They totally botched my boob job. My tits look like they're are winking.
I don't think I can get bothered with getting laid tonight
So bad night, ended up beating off to porn and eating Keebler elf cookies.... at the same time :-(
i wish they had a 'baby daddy' section in halmark, like, "hey, i know you didn't want this child and you're doing a horrible job, but here's to making you cry on fathers day"
I am one bad relationship away from having 30 cats.
Vanilla vodka + chocolate soymilk does NOT equal an epic milkshake.
When I told my boss I'm using a vacation day for 4/20, he gave me his personal cell phone number and winked at me.
I just deleted all the drug dealers from my phone, I guess this is growing up
oh man. maybe i should puke on his dick? just to test how much he loves me?
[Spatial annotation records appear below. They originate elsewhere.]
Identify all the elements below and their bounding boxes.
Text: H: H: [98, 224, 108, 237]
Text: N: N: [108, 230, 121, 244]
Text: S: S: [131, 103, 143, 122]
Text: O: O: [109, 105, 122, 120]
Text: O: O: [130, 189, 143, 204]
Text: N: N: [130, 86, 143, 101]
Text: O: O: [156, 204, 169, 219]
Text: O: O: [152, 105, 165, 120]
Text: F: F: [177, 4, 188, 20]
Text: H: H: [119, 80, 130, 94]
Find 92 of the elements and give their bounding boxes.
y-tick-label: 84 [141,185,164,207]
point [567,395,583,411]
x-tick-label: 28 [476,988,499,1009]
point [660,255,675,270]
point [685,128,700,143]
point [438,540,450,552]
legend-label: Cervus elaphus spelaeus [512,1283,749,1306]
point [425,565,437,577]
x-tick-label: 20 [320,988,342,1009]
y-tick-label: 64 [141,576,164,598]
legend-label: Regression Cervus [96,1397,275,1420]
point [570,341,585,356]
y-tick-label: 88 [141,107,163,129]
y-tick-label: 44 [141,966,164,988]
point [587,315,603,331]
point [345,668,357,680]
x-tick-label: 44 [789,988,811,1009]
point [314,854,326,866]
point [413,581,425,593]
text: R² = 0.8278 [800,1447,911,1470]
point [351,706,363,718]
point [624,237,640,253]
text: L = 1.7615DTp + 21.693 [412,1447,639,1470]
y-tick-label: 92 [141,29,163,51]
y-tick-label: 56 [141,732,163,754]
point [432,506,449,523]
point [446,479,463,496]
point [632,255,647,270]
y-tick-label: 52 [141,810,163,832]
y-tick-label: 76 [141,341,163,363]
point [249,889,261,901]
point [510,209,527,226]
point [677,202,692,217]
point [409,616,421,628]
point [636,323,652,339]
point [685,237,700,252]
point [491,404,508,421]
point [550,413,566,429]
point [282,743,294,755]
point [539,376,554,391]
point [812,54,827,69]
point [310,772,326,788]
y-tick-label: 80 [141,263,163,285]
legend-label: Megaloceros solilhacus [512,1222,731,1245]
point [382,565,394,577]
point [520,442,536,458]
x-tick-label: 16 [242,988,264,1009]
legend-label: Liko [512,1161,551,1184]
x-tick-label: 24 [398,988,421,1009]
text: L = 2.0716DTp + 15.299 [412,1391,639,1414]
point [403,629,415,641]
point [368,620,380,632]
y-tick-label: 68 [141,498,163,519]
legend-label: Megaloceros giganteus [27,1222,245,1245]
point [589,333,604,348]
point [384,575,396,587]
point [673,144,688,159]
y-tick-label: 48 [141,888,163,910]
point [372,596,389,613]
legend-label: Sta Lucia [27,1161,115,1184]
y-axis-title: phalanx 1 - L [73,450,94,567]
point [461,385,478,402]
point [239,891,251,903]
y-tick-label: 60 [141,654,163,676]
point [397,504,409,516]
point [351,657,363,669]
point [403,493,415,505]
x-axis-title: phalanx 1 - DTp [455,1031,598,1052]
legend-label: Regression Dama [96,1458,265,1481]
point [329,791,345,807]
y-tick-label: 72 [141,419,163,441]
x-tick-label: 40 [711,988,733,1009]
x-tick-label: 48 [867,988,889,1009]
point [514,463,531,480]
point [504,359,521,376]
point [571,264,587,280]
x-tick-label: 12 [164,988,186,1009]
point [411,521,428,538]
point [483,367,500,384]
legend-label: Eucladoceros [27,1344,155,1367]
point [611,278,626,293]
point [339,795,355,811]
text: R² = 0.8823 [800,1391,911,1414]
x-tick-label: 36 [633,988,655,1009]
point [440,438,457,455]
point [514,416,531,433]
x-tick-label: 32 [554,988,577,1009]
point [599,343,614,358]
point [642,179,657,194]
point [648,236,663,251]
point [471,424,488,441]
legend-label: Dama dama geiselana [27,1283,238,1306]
Its that time of year where we just drink more instead of dressing warmer
You were with some girl. Your exs best friend. Your shirt was half undone and she was telling you to put your penis away. It wasn't out but you wanted to. Patron is your weaknes.
He literally said to me "go ahead and answer that text message while I eat you out"... Maybe I AM the relationship type...
What kind of gift says: "I love you because you're my mom & I'm obligated to, but I don't like you" ?
Mom chose Thanksgiving to tell me the reason I am here is because she was too tired to give my dad a BJ and too drunk to make him pull out.
Can my mom come with to the bar? Prince just died and I feel like I need to take her out to cheer her up.